What is the name of the kind of beer served that is so high in alcohol content that it's rumoured to make you angry and fight? I saw this crawl on one of Rick's shows and can't find it or the name. It's not Stella, the pub master said it was a nickname for this kind of beer. And that his pub DID serve it and they both laughed. I can't for the LIFE of me remember the word for it! HELP!
You're probably referring to Scrumpy, which is an English Cider. If it's the show I'm thinking of, that's the one where Rick paid a visit to Mr. Wilkin's Land's End Farm. This might be the one....
You can watch Rick's visit to the Wilkin's farm on this website, in either Real Media or Windows Media.....
Probably Scrumpy, a cider mostly from the West Country, but the potency and fighting business is another urban myth.
It's runs less than ten percent alcohol by volume - - vodka is forty or fifty.
Bulmers (Herefordshire) sells it, I think,. They're either owned by Henikens or by everwho owns them.
It tastes like crap.
Actually, I've heard the story applied to all cider in general, Scrumpy is just the worst tasting of the lot.
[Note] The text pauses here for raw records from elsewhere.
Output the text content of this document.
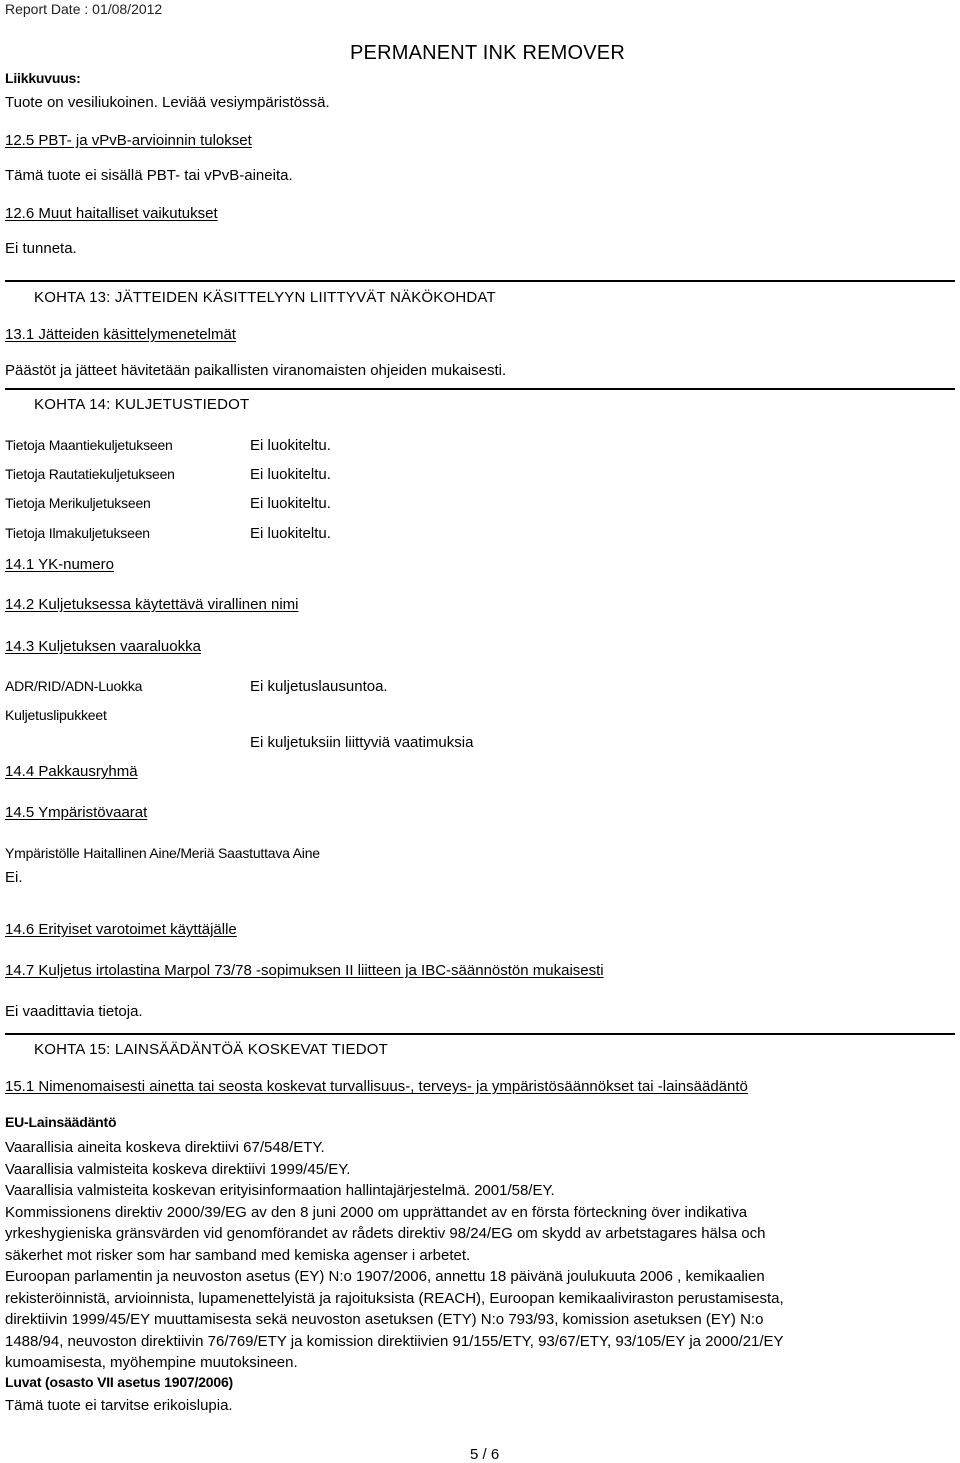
Report Date : 01/08/2012
PERMANENT INK REMOVER
Liikkuvuus:
Tuote on vesiliukoinen. Leviää vesiympäristössä.
12.5 PBT- ja vPvB-arvioinnin tulokset
Tämä tuote ei sisällä PBT- tai vPvB-aineita.
12.6 Muut haitalliset vaikutukset
Ei tunneta.
KOHTA 13: JÄTTEIDEN KÄSITTELYYN LIITTYVÄT NÄKÖKOHDAT
13.1 Jätteiden käsittelymenetelmät
Päästöt ja jätteet hävitetään paikallisten viranomaisten ohjeiden mukaisesti.
KOHTA 14: KULJETUSTIEDOT
Tietoja Maantiekuljetukseen	Ei luokiteltu.
Tietoja Rautatiekuljetukseen	Ei luokiteltu.
Tietoja Merikuljetukseen	Ei luokiteltu.
Tietoja Ilmakuljetukseen	Ei luokiteltu.
14.1 YK-numero
14.2 Kuljetuksessa käytettävä virallinen nimi
14.3 Kuljetuksen vaaraluokka
ADR/RID/ADN-Luokka	Ei kuljetuslausuntoa.
Kuljetuslipukkeet
Ei kuljetuksiin liittyviä vaatimuksia
14.4 Pakkausryhmä
14.5 Ympäristövaarat
Ympäristölle Haitallinen Aine/Meriä Saastuttava Aine
Ei.
14.6 Erityiset varotoimet käyttäjälle
14.7 Kuljetus irtolastina Marpol 73/78 -sopimuksen II liitteen ja IBC-säännöstön mukaisesti
Ei vaadittavia tietoja.
KOHTA 15: LAINSÄÄDÄNTÖÄ KOSKEVAT TIEDOT
15.1 Nimenomaisesti ainetta tai seosta koskevat turvallisuus-, terveys- ja ympäristösäännökset tai -lainsäädäntö
EU-Lainsäädäntö
Vaarallisia aineita koskeva direktiivi 67/548/ETY.
Vaarallisia valmisteita koskeva direktiivi 1999/45/EY.
Vaarallisia valmisteita koskevan erityisinformaation hallintajärjestelmä. 2001/58/EY.
Kommissionens direktiv 2000/39/EG av den 8 juni 2000 om upprättandet av en första förteckning över indikativa
yrkeshygieniska gränsvärden vid genomförandet av rådets direktiv 98/24/EG om skydd av arbetstagares hälsa och
säkerhet mot risker som har samband med kemiska agenser i arbetet.
Euroopan parlamentin ja neuvoston asetus (EY) N:o 1907/2006, annettu 18 päivänä joulukuuta 2006 , kemikaalien
rekisteröinnistä, arvioinnista, lupamenettelyistä ja rajoituksista (REACH), Euroopan kemikaaliviraston perustamisesta,
direktiivin 1999/45/EY muuttamisesta sekä neuvoston asetuksen (ETY) N:o 793/93, komission asetuksen (EY) N:o
1488/94, neuvoston direktiivin 76/769/ETY ja komission direktiivien 91/155/ETY, 93/67/ETY, 93/105/EY ja 2000/21/EY
kumoamisesta, myöhempine muutoksineen.
Luvat (osasto VII asetus 1907/2006)
Tämä tuote ei tarvitse erikoislupia.
5 / 6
Just about any pub has a cider handle of some kind.
You may be talking about a drink called a "Snakebite". It's a mix of Cider and Beer, mostly cider, and usually a higher ABV beer.
You can probably find all kinds of theories and stories on the web regarding it, most attesting to some type of chemical reaction or other nonsense. My own unsubstantiated theory is that the taste is just sweet and smooth, encouraging you to just drink more...equating crazy with drunk leading to fighting and arguing.
I think the actual "banning" is more story than fact and you can probably have one served many places.
Special Brew? Tennants Super?
Supermarkets in some towns are banned from selling ultra-strong lagers, but it's less due to fighting than to dissuade skid row drunks from congregating in the area.
Might be "wreck the hoose ,juice"
Buckfast tonic....notorious in West central scotland
Bulmers, Strongbow, Magners and other mass-produced brands are all boggo-standard pub ciders; calling any of them scrumpy is like calling a sales-rep Mondeo a monster truck. Fine in their place but give me a Westons vintage or Rattler any day.
It is possible to get scrumpy legit if you look hard enough but most is illegal. But not because of strength - because it's undeclared and no tax has been paid. And at 6-8% abv, it may be 1/5th the strength of spirits but it takes a special kind of nutter to neck a pint of vodka whereas a gallon jug of scrumpy goes down very easy. If you don't take care you'll need pouring into a cab at chucking out!
If you find proper under-the-bar scrumpy stay near the loo the next day though. It'll be rough as, fermented in a plastic bin in the back of the barn where the vet won't see it, and unpasteurized. This will likely give newbies a certain amount of - how shall I put this - 'gastric distress'...
Here's a transcript from the Heart of England and South Wales episode:
Rick: You know, I'd love a scrumpy, do you have scrumpy here?
Bartender: We certainly have.
Rick: Why don't many pubs actually serve this farmhouse cider?
Customer: Makes people fight.
Rick: Is that right, changes the clientele?
Customer: It makes them very angry. If you're going to be that way, inclined, if you're going to be violent it'll make you that way.
Rick: This brings out the violence in a person inclined to violence.
Customer: No question about that.
Rick: I'm a lover, not a fighter.
Customer: There you go, too much of that and you won't be.*
A friend brewed a batch and we called it fightin' juice.